THE IMPACT OF CO₂ RELATED OCEAN ACIDIFICATION ON THE MOLECULAR REGULATION OF SHELL DEVELOPMENT IN EASTERN OYSTER Crassostrea virginica.

Eastern oysters (Crassostrea virginica) indigenous to the Gulf of Mexico, are crucial estuarine species in their natural ecosystem and are economically important aquaculture bivalves in the United States. Previous studies suggest that growth and development of the eastern oyster are heavily affected by the fluctuation of environmental factors including temperature, salinity, pH, pollution, etc. Due to anthropogenic activities in energy consumption, along with natural climate patterns, the global atmospheric concentration of CO₂ has dramatically increased in past decades.  This has resulted in rising dissolved CO₂ levels in seawater, ultimately leading to ocean acidification. While there is research indicating that increasing acidification of oceans could negatively impact the development of larval oysters, especially the shell development, the genomic response of oysters to this impact remains largely unknown.
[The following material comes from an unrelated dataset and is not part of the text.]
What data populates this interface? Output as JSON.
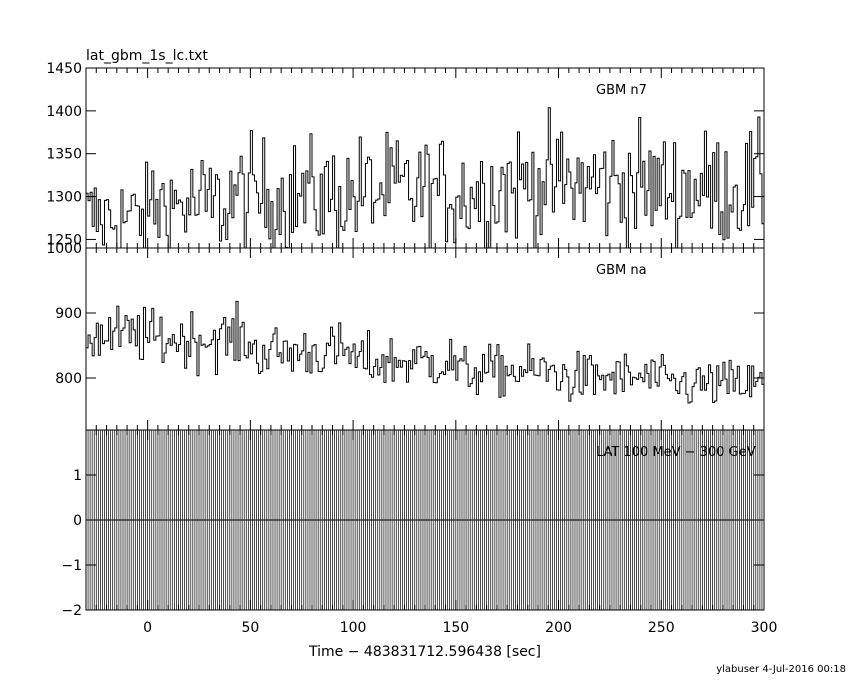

To better understand the impact of CO₂ caused ocean acidification on the shell formation of the Eastern oyster on a molecular level, six previously identified bivalve shell formation related gene-encoding proteins, alkaline phosphatase (ap), calnexin (cnx), calmodulin A (CaM1), calmodulin B (CaM2), dominin (dominin) and segon (segon), were investigated in response to increased dissolved CO₂ in seawater. Expression profiles of these genes along the development of larval C. virginica were analyzed utilizing quantitative PCR (qPCR). Among these six genes, ap and cnx which were previously not identified from C. virginica were cloned using degenerated primers designed with homologous sequences from other bivalve species. The sequences of these two genes were fully characterized. Expression patterns of the six selected genes under high pCO₂ exposure were performed with primarily cultured mantle cells incubated under different percentages of atmospheric CO₂ ranging from 0.04% (control) to 10%, which resulted in pH values of cell culture medium from 7.4 to 7.0. Our results revealed that expression of CaM1 demonstrated an increase with the rise of CO₂ levels in the atmosphere, where CaM2, dominin, and segon showed similar decreasing trends with the rise of CO₂ levels. Studies on the specified roles of these genes in shell formation will contribute to a clearer representation of the impact of CO₂ stress on the development of cultured and wild populations of oysters.